Le financement du revenu de solidarité active (RSA), dont le coût est évalué à 1,5 milliard d'euros, fait débat au sein de l'UMP, dont l'aile libérale refuse l'idée de créer une taxe de 1,1 % sur les revenus du capital. Avant le débat parlementaire, du 24 au 26 septembre à l'Assemblée, plusieurs réunions de travail sont prévues. Roger Karoutchi, le secrétaire d'État chargé des Relations avec le Parlement, réunit mercredi matin environ 150 assistants parlementaires UMP et Nouveau Centre, avec des membres du cabinet de Martin Hirsch, le haut-commissaire aux Solidarités actives, qui porte le dossier. Le 17 septembre, Roger Karoutchi organisera un "déjeuner RSA" en présence de Martin Hirsch et de Pierre Méhaignerie, le président UMP de la commission des affaires sociales, qui examinera le projet de loi à partir de lundi.
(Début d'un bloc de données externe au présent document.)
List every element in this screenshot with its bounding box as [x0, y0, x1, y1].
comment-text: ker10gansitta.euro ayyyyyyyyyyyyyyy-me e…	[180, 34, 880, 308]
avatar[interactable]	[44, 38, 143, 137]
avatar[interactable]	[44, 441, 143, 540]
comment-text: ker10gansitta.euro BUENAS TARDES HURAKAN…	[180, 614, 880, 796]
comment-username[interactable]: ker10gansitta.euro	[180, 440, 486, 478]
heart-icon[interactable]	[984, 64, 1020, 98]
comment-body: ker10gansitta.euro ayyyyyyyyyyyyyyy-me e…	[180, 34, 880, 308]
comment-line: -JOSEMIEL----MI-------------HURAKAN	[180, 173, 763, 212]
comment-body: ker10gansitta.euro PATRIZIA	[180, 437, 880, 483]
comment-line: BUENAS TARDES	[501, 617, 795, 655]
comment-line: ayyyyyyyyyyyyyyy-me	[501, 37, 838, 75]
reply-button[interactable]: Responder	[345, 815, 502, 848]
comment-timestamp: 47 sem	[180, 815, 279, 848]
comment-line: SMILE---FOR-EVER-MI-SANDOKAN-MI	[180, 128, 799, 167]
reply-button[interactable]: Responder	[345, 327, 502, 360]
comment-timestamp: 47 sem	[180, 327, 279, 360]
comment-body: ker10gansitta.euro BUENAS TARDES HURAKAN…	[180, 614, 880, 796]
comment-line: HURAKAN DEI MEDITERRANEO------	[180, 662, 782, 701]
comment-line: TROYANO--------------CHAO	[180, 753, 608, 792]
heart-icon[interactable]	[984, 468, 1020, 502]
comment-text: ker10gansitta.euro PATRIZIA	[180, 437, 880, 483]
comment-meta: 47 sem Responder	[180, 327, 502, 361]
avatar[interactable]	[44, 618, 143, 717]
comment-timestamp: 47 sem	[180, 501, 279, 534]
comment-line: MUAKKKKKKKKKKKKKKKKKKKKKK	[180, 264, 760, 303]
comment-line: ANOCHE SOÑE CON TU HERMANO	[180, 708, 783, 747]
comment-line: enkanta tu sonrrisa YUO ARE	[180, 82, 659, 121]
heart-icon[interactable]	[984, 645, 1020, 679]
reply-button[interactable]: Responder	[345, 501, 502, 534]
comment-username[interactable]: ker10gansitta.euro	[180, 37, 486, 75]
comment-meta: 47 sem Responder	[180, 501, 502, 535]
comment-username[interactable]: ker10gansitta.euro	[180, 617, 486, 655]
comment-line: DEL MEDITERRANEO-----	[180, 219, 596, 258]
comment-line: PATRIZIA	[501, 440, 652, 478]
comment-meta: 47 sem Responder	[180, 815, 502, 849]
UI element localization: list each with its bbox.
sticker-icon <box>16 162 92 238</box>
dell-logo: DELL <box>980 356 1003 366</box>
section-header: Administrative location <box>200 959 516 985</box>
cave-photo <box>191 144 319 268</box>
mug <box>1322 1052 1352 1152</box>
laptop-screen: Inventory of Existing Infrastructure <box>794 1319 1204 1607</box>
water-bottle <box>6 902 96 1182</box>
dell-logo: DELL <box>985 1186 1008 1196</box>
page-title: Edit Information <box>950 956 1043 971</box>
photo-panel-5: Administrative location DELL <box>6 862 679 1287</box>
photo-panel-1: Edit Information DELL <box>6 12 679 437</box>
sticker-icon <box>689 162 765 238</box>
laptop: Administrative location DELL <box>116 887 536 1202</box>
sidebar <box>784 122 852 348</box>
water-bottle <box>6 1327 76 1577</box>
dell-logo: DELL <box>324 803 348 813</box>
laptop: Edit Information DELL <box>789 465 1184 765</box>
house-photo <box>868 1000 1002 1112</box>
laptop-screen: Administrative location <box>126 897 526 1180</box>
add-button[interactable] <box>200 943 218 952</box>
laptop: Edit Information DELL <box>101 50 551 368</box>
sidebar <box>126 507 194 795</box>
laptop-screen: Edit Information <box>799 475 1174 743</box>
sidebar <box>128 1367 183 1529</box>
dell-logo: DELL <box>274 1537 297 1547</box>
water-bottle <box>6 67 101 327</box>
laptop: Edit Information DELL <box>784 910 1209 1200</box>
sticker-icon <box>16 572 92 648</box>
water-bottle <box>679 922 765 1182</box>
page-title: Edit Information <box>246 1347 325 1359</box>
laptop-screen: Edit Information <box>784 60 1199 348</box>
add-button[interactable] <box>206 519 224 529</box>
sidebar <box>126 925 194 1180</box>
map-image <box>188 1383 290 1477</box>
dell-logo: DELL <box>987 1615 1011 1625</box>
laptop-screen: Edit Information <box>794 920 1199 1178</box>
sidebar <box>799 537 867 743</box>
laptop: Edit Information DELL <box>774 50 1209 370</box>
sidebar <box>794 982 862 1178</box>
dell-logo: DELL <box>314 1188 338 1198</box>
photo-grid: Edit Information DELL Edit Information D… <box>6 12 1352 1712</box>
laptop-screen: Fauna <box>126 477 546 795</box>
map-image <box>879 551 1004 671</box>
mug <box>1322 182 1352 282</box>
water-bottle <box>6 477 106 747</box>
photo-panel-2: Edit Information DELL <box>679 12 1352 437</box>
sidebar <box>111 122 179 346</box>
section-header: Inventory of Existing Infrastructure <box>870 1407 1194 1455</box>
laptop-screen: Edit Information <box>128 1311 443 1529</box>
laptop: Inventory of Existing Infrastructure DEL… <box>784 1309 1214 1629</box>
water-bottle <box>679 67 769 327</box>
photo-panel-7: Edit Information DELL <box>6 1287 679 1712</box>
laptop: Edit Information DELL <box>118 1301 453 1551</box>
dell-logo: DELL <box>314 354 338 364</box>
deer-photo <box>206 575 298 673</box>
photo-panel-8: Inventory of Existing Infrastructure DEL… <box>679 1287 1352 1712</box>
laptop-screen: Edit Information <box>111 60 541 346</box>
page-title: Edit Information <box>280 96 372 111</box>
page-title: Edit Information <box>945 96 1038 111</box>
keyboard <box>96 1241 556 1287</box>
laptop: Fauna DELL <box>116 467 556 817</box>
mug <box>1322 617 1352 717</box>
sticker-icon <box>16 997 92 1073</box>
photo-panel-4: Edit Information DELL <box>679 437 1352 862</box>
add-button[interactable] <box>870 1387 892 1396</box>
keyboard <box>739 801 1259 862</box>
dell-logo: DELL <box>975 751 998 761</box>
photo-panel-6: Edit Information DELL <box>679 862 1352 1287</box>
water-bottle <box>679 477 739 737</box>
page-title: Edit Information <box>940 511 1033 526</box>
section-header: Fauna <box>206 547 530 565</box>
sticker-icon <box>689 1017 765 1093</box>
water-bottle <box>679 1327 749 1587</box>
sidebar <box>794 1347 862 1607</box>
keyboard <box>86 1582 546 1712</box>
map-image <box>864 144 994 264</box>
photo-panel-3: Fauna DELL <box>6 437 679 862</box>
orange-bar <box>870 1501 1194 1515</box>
Le secrétaire général de l'Élysée, Claude Guéant, précise de son côté dans une interview publiée mardi dans France Soir que le gouvernement "étudiera" d'éventuels amendements sur le financement du RSA. "S'il y a des suggestions intéressantes (…) on n'est fermé à rien", a-t-il ajouté. "Le président de la République est ouvert aux propositions, à la condition de ne pas trop sortir de l'épure. Et nous n'accepterons aucune aggravation du déficit" insiste Karoutchi.

Au sein même du groupe UMP, les propositions ne manquent pas. Pierre Méhaignerie suggère plusieurs "pistes" parmi lesquelles la création d'une "franchise", c'est-à-dire un seuil d'exonération de la taxe sur les revenus du capital au-delà d'un certain montant. Louis Giscard d'Estaing propose de financer une partie du RSA par un "recalibrage" des critères d'attribution et du montant de la prime pour l'emploi (PPE), et par une réduction des allégements de cotisations sociales générales principalement liées à l'application des 35 heures. Jérôme Chartier estime que le RSA "est un investissement qui, à terme, doit produire des économies". Aussi le député du Val-d'Oise souhaite-t-il que cette nouvelle taxe sur les revenus du capital "disparaisse le jour où les économies seront faites". Richard Mallié, qui estime que la charge du RSA pèsera "principalement sur les classes moyennes", lance l'idée de soumettre au droit commun les plus values d'acquisition des stock-options, une mesure qui, selon le député des Bouches-du-Rhône, rapporterait plus de 3 milliards d'euros.

Les libéraux François Goulard et Hervé Mariton sont très critiques sur le financement du RSA. Tout en approuvant le principe, les députés du Morbihan et de la Drôme jugent "dangereux d'affecter une recette à une dépense, ce qui est contraire aux principes des finances publiques". Proches de Dominique de Villepin, ils suggèrent de financer la mesure "par des économies à due concurrence". L'idée a aussi été exprimée à plusieurs reprises par Jean-François Copé, le patron des députés UMP. "Ma crainte, c'est que le coût du RSA augmente au même rythme que celui du RMI. Attention de ne pas s'installer durablement dans la taxation", prévient Copé. Lequel réclame "d'autres mesures d'économies grâce à la revue générale des politiques publiques".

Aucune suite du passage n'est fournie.